Of course, some teachers do change gender; evaluations have helped at least one transgender professor consider how students saw him during and after transition. Evaluations identify both good and bad reactions to visible difference, telling us what to encourage and what should raise an alarm. Chairmen and deans should want to find out whether students respect teachers’ gender transitions and whether teachers show respect for students. These forms are one way students can let us know.
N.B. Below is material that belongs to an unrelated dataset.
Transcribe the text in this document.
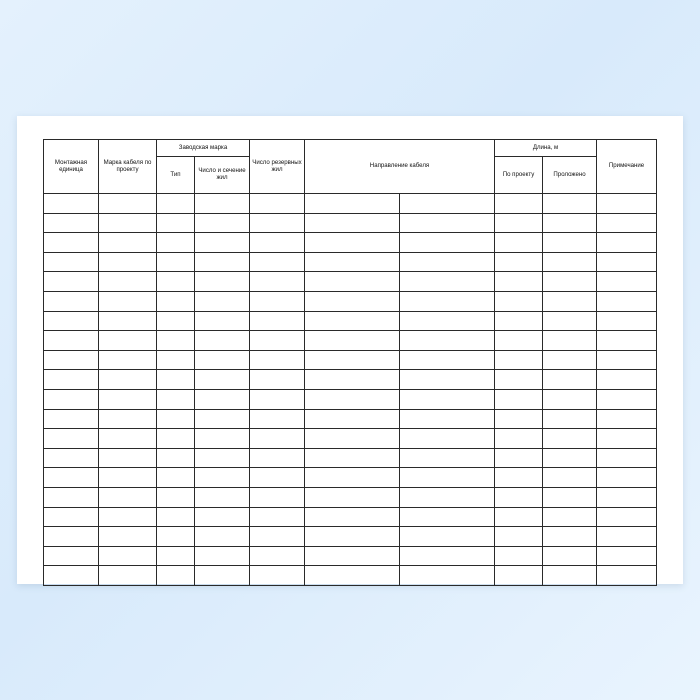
Монтажная единица	Марка кабеля по проекту	Заводская марка		Число резервных жил	Направление кабеля		Длина, м		Примечание
		Тип	Число и сечение жил				По проекту	Проложено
Chairmen and deans also need to know when classroom teaching fails: when a professor makes catastrophically wrong assumptions as to what students already know, for example, or when students find a professor incomprehensible thanks to her thick Scottish accent. Student evaluations are one of just a few venues through which that information can travel, short of a student’s coming to visit a chairman in person or filing a formal complaint. Responsible registrars—my institution has one—also have ways to reduce the impact of trolls. When I got a long, jeering, negative evaluation some years back, stuck in among the positives (and lowering their average), I complained, and the registrar then discovered that this student had done the same thing in every course. (I’ve been told there’s a note in the files to that effect, though I don’t know if the tallied average changed.)

“O wad some Pow’r the giftie gie us/ To see oursels as others see us!” Robert Burns wrote, in a poem with a thick Scottish accent. “It wad frae manie a blunder free us.”  That power lies in student evaluations. They have obvious flaws, and all college teachers know how they can be misused—but colleges, and instructors, do better with them than without them. They can free teachers from blunders as well as flatter our self-regard, they remind us that if we care what our students learn, we ought to care about what they think; anonymous evaluations are one of the few ways that we can try to find out.